There is a lot to say about today’s meeting, but here are my top-level reactions:

  • Despite budgetary woes, TX colleges are thinking BIG.  Leaders in the room shared their inital thinking around pathway redesign and it became clear that this will not be another set of pilot projects that struggle to scale.  College leaders have internalized the goal of significant change for most students in their institution and their thinking is grounded in a shared belief that changes must impact a significant number of students.
  • There are clear opportunities to do more work together.  We spent a good deal of time identifying places where the colleges might work more closely together.  These ranged from building the evidence base around priorities like dual enrollment to developing “spec sheets” for the kinds of instructional and information technology solutions that could benefit the entire cadre, and pooling efforts around talent recruitment and development.  It was reassuring to see these colleges beginning to take stock of their collective assets and  searching for opportunities to do more together.  This model of collective intelligence is at the heart of the initiative.
  • Better real-time intelligence about student course taking can dispel myths, unlock solutions, and enable action.  It was clear that this is a data-informed group of leaders.  Not surprisingly, there was stong demand for higher quality, more timely data about student course-taking patterns.  Leadership described “home-grown” solutions that they have seen (Valencia, Sinclair), but they are thinking bigger than this.  Could the TX cadre work with the vendor community to develop a shared asset that would allow for more customized and real-time data on student course taking and attendance patterns?  The demand exists, but it is still unclear what this would look like.
  • The policy agenda is coming into focus.  Mike Collins (JFF) and Melissa Henderson (Educate Texas) facilitated a session with the CBD college leadership in which they worked to prioritize common areas of interest with regard to state policy.  The group has work to do to finalize this list, but it seems that they will continue dialogue around four key areas (1) transfer policy, (2) performance funding, (3) articulating program of study requirements, and (4) data quality/use.  This is a broad agenda and the group acknowledged that the key will be sequencing and communicating early and often to key stakeholders in the state.

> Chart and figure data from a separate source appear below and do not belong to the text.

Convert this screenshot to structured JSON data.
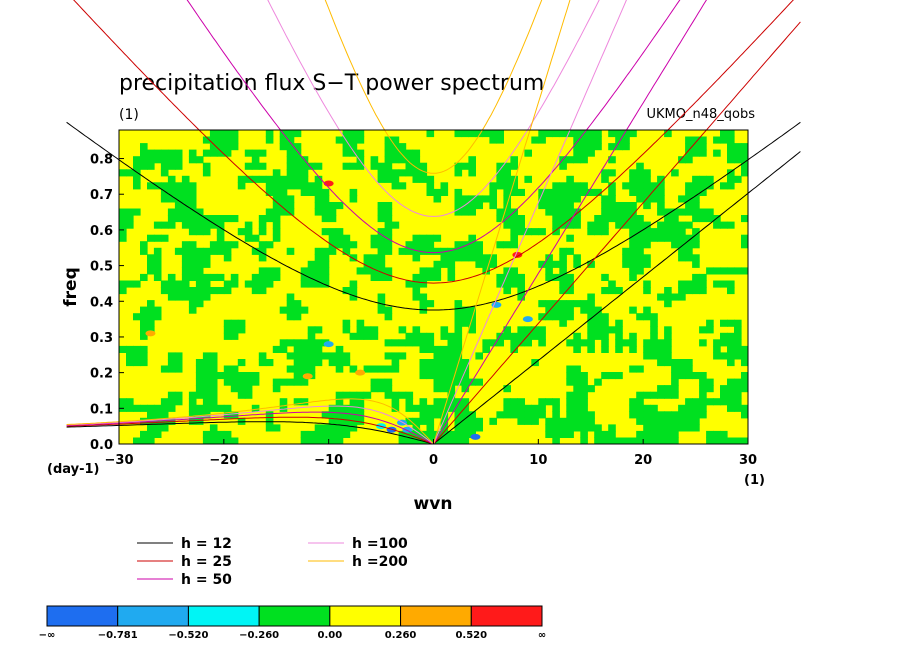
{
  "chart_data": {
    "type": "heatmap",
    "title": "precipitation flux S−T power spectrum",
    "subtitle_left": "(1)",
    "subtitle_right": "UKMO_n48_qobs",
    "xlabel": "wvn",
    "ylabel": "freq",
    "xunit": "(1)",
    "yunit": "(day-1)",
    "xlim": [
      -30,
      30
    ],
    "ylim": [
      0,
      0.88
    ],
    "xticks": [
      -30,
      -20,
      -10,
      0,
      10,
      20,
      30
    ],
    "yticks": [
      0.0,
      0.1,
      0.2,
      0.3,
      0.4,
      0.5,
      0.6,
      0.7,
      0.8
    ],
    "xtick_labels": [
      "−30",
      "−20",
      "−10",
      "0",
      "10",
      "20",
      "30"
    ],
    "ytick_labels": [
      "0.0",
      "0.1",
      "0.2",
      "0.3",
      "0.4",
      "0.5",
      "0.6",
      "0.7",
      "0.8"
    ],
    "dispersion_curves": [
      {
        "name": "h = 12",
        "h": 12,
        "color": "#000000"
      },
      {
        "name": "h = 25",
        "h": 25,
        "color": "#cc0000"
      },
      {
        "name": "h = 50",
        "h": 50,
        "color": "#cc00aa"
      },
      {
        "name": "h =100",
        "h": 100,
        "color": "#ee88dd"
      },
      {
        "name": "h =200",
        "h": 200,
        "color": "#ffbb00"
      }
    ],
    "colorbar": {
      "levels": [
        "−∞",
        "−0.781",
        "−0.520",
        "−0.260",
        "0.00",
        "0.260",
        "0.520",
        "∞"
      ],
      "colors": [
        "#1e6ef0",
        "#20aaf0",
        "#00f5f5",
        "#00e020",
        "#ffff00",
        "#ffaa00",
        "#ff1a1a"
      ]
    },
    "field_description_levels": {
      "dominant": [
        "0.00 to 0.260",
        "-0.260 to 0.00"
      ]
    }
  }
}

Dr. Richard Rhodes (Austin Community College) and Michael Collins (JFF) discuss progress in Texas

While I’m up-beat about progress in Texas to date, I also realize that we did not have time to discuss some important outstanding questions: what is the magnitude of improvement (retention and completion rates) that these colleges can reasonably accomplish over the next 2-4 years?  How do we move forward with an improvement agenda when there is still a  fundamental disconnect in how colleges, members of the legislature, and the general public measure success?  How do we activate the broad base of college completion stakeholders in TX to ensure that the agenda has presence beyond this group of colleges and has the potential to truly transform postsecondary education in the state of Texas?  Given that we are unlikely to see new money coming into the system in the near future, how do colleges prioritize their efforts in a way that doesn’t sacrifice access or quality?

These questions are clearly bigger than a morning meeting and I know that they are on the minds of the TX cadre leadership.  Our hope is that we can begin to tackle these together between now and April when the cadre implementation plans are submitted.